Eight Legged Freaks (review)

Itsy-Bitsy Ginormous Spiders

There’s an old Bert I. Gordon flick of dubious artistic and considerable entertainment value called Earth vs. The Spider. Its entertainment value comes mainly in its awfulness, though now there’s a new reason it must be seen: It was clearly the inspiration for Eight Legged Freaks. Someone’s been staying up late watching Mystery Science Theater 3000.

The dusty Western town. The mysterious deaths. The creepy caves filled with unbreatheable air. The horny teenagers. The know-it-all science geek. The goofball sheriff’s deputy. The phone lines that go down. And the giant spider responsible for it all. Well, except for the teenagers, who are horny on their own. Oh, and, um, the geek and the goofball.

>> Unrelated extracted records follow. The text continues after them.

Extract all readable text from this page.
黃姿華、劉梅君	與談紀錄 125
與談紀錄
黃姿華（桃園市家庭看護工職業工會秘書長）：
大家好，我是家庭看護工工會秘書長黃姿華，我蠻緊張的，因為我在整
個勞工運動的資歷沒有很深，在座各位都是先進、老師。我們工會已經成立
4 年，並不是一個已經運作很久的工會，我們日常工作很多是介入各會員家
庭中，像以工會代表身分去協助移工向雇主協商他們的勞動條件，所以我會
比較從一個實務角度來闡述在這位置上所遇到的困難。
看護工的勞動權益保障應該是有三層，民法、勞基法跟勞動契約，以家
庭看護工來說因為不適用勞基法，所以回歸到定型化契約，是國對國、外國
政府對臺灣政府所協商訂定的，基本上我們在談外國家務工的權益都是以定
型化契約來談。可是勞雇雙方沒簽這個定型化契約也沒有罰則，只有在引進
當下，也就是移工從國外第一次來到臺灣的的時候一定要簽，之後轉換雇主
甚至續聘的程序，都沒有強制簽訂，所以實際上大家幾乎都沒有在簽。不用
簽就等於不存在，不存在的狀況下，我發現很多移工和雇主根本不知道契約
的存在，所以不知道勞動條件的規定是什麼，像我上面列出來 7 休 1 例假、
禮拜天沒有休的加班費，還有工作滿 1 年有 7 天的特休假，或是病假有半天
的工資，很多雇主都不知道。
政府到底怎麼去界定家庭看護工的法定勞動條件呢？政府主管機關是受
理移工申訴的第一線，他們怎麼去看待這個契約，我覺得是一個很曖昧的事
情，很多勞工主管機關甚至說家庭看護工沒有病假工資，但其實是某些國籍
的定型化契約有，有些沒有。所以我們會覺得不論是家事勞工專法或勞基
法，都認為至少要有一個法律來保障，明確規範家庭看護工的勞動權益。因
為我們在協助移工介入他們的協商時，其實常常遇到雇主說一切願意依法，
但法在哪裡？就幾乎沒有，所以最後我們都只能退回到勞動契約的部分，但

They’ve got no one to blame, either.
Anyway, they’re all here in Freaks, just as they were in Spider, all the cornball small-town characters, all the enormous hairy spider legs, all the screaming and running in circles before suffering a horrible death. Things are a lot more realistically, well, spidery in Freaks, of course — whereas Gordon, with his $3 budget, merely plopped a tarantula on a postcard of cave stalactites, those Independence Day guys behind Freaks had a bit more money to work with. There are lots and lots of spiders this time out, and CGI is a tad more effective than process FX. I itched for hours afterward. I’m itchy now.

Since Gordon was working in the irony-free 1950s, Joel and the bots had to supply that necessary ingredient on MST3K. Intentional cheese is built right into Freaks, as required by GenX moviemaking code, which kinda takes some of the fun out of things. Freaks is popcorny-good, but with a lot of unpopped kernels and unfortunate gobs of Golden Topping(TM) lurking at the bottom. It’s not nearly as clever as it thinks it is. Like with the dorky little kid who invariably Knows What’s Going On and will be ignored. Sure, he gets to complain that no one will listen to him because no one ever listens to the dorky kid who Knows What’s Going On, but we already expected him to say it, so it’s not a particular revelation.

Also, David Arquette (3000 Miles to Graceland) is in this, which is always unfortunate. The spiders have more charisma than he does, and are better actors, too.

Then again, the sheriff this time out is a girl (Kari Wuhrer) who can handle a shotgun and is a lot tougher than Arquette’s woosy doofus. Because of this, she has a boy’s name: Sam.

But then there’s Doug E. Doug, who plays a pirate-radio conspiracy nut who thinks the spiders are from Mars or another dimension or something. Insert anal-probing joke here.

Then again again, a shopping mall blows up here, which may be a sneaky message, like “Shopping malls need to be blown up.” It’s not quite as Important as “Communism causes giant insects to run amuck,” as was probably the point of at least one of those giant-insect movies of the 50s, but we have to take our messages where we find them.

So on the whole, Eight Legged Freaks is better than last year’s Evolution. The two are practically the same movie, down to the abandoned Arizona mines, the cute pets serving as snacks for the monsters, the anal probing, and the star named David. If only it was Duchovny in this one, I’d have liked it even more.